Pour savoir comment ils se nourrissaient, les chercheurs ont analysé les dents de sept individus avec une nouvelle méthode d’étude d’isotopes dont ceux du zinc, un métal issu de l’alimentation et enregistré dans l’émail dentaire. Cette technique permet “d’estimer la consommation de ressources en viandes et en plantes”, précise Zineb Moubtahij. Ils ont ensuite fait des comparaisons avec des restes de canidés, exclusivement carnivores, retrouvés sur place.

Les résultats ont conclu à une alimentation majoritairement végétale au sein de la communauté. L’analyse des dents et ossements de bébés a en outre révélé un sevrage à base de protéines animales, avant un an, un âge particulièrement précoce pour des chasseurs-cueilleurs.

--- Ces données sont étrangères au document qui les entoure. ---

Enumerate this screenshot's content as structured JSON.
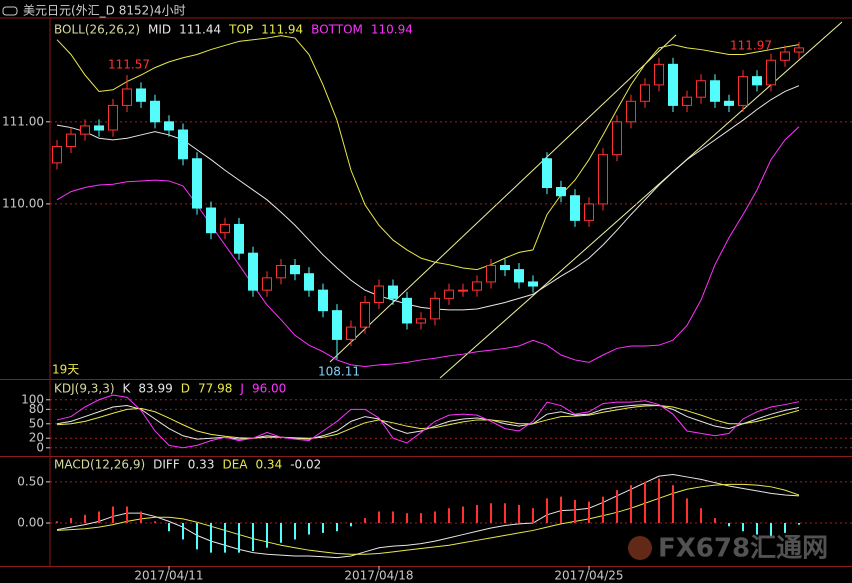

Leur régime était constitué de fèves, lentilles et avoine sauvages et glands de chêne, dont des restes carbonisés avaient été identifiés dans la grotte — en moindre quantité que les ossements d’animaux, car ils se préservent moins bien. Des ressources végétales qu’ils cueillaient, puis cuisaient. “À la cuisson, les glands deviennent farineux et se collent sur les dents, pouvant provoquer des caries”, relève Zineb Moubtahij.

Autre signe d’un nouveau mode de vie : la présence de traces d’alfa, plante non comestible encore utilisée aujourd’hui pour fabriquer des paniers, suggérant un transport et un stockage des denrées, complète le Pr Bouzouggar. Les scientifiques imaginent une population semi-sédentaire, occupant la grotte des Pigeons la plupart du temps, qui aurait transformé son alimentation pour s’adapter à un changement d’environnement.

L’étude avance l’hypothèse d’un appauvrissement de la faune locale, notamment des mouflons à manchettes alors très exploités, qui aurait poussé à la consommation de végétaux, plus de 7000 ans avant la domestication des plantes et des animaux.

Un changement de régime aussi précoce avait déjà été identifié chez les chasseurs-cueilleurs du Natoufien au Proche-Orient, où le Néolithique a débuté. Une population d’ailleurs génétiquement proche des Ibéromaurusiens.